Think about it: Aren't you more than a little amazed? When you drink-in a deep draught of any essential aromatherapy fragrance, your mind comes alive with vivid images of your happiest memories. The fragrance brings imagination and memory to life, and you see your own joys, loves, and triumphs as if in Technicolor and cinemascope. Psychotherapists put this power to work, often using it to unlock patients' obscure or repressed memories.
Essential Aromatherapy and Repressed Memory
Our primordial defenses protect us against dangerous memories. Consequently, many victims of sexual assault cannot clearly remember details of their attacks or characteristics of their attackers, inadvertently hindering prosecutions. One southern California social worker has obtained exceptional results from asking victims to sample the most popular male fragrances; in difficult cases, the social worker combines common colognes with equally common job-site smells. In more than fifty per cent of cases, women with only obscure, uncertain memories clarified and specified revealing details of their assaults when they detected smells they associated with their attackers. Most of the women went on positively to identify their assailants.
Essential Oil in the Creative Process
We think artists should harness essential oil's therapeutic and generative powers, using them to inspire and fuel creation of their masterpieces. We especially advocate essential aromatherapy for writers.

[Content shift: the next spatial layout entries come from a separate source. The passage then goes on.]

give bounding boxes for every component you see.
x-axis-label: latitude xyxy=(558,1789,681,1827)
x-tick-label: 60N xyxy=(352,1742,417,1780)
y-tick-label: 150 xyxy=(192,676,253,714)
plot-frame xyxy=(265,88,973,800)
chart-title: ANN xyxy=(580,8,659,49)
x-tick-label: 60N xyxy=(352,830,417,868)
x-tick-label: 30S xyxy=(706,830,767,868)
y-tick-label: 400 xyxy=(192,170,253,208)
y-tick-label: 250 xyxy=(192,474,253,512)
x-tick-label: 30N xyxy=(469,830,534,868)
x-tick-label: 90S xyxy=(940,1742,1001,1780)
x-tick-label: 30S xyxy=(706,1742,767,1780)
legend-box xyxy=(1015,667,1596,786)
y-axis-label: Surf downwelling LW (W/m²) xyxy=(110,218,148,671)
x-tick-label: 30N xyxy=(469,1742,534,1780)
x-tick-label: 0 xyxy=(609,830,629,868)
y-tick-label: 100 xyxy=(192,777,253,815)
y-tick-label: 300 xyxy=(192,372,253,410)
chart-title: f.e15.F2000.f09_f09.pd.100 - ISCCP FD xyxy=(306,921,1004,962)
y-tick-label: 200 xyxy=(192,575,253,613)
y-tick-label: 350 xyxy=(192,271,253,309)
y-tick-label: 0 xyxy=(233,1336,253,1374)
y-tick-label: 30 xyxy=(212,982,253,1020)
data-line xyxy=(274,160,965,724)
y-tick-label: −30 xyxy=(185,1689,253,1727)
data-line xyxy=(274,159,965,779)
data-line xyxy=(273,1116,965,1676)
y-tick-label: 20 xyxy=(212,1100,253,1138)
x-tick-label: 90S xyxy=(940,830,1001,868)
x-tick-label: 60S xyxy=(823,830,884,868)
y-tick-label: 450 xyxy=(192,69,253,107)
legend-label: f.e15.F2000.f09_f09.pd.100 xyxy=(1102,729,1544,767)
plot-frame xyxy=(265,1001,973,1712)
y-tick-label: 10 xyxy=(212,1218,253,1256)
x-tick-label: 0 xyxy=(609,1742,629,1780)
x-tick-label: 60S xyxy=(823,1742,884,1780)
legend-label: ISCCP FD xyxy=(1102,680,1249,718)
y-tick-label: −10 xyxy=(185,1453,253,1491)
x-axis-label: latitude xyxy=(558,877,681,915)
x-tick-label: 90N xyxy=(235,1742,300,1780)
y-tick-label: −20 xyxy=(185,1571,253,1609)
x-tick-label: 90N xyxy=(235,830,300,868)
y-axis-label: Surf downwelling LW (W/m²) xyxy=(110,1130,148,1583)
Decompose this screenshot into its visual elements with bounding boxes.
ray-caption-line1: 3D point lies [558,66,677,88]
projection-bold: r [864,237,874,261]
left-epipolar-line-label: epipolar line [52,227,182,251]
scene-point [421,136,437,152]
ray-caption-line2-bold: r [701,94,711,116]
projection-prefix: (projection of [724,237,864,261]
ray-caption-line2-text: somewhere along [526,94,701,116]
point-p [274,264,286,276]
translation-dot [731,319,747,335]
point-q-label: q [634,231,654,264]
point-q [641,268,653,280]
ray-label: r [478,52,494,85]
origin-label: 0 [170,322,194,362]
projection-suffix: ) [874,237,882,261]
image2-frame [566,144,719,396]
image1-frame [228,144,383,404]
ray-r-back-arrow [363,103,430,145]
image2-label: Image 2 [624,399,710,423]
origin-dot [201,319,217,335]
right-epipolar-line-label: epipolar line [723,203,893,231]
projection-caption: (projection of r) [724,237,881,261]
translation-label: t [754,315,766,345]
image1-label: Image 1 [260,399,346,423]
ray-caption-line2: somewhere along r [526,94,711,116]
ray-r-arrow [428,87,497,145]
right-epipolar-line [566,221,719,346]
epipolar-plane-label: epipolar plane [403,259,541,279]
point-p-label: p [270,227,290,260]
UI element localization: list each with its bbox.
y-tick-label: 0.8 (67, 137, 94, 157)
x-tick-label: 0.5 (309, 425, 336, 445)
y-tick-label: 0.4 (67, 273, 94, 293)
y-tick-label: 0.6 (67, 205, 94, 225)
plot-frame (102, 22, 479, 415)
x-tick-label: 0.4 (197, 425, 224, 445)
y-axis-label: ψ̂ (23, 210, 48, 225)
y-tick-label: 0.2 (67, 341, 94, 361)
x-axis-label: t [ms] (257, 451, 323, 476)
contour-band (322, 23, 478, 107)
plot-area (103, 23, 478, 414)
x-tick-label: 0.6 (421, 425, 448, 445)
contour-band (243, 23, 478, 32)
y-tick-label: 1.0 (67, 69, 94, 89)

We agree with our fellow Cal alumna, Joan Didion, who insists, "Mastery of one's self depends upon one's mastery of language." And we identify with E.M. Forster, who confessed, "I don't know what I think until I write it." For the full-time writer among the carpool moms, writing is as essential as breathing, and she explains, "If I am not writing every day, surely I am slowly suffocating." We encourage you, one way or another, to share our passion for good writing-either creating it or reading it-and we hope you will understand aromatherapy is essential to fine writing. A distinctive fragrance gives the golden key that unlocks the doors of perception.
We remind you of our all-time favorite examples: Can you catch even a hint of "Tabu" and not remember high school dances and your first boyfriend? Can you breathe in even the faintest little whiff of Coppertone and not conjure scenes of summers at the lake or along the ocean? Ah the stories we might tell! And that, of course, is exactly the point. Essential aromatherapy selects and illuminates the most powerful, most promising subjects for your creation. Easy to say but difficult to accomplish: Recreate or reify imagination's contents, revel in and represent your vision, feel and witness the magic.
Think how much a fragrance says about character. Expert perfume reviewers match fragrances to the people who ought to wear them. Drawing or writing about people, we can capitalize on fragrance's special capacity to represent people's situations, values, and expectations. A woman wearing lavender-tint and essential oil-enters a room far differently from a woman wearing patchouli, jasmine, and mango. The words trigger the sense memory triggers the images. Take it the next step further, invoking the power of eponyms: the old boyfriend who showed-up wearing "Polo" left a far different impression from the boy who drenched himself in "Brut" or "English Leather." And who does not associate "Old Spice" with dad or grandpa? The words themselves evoke the imagery; but imagine how a good strong dose of Old Spice would turn loose a torrent of images and stories about the men who shaped and governed your early life.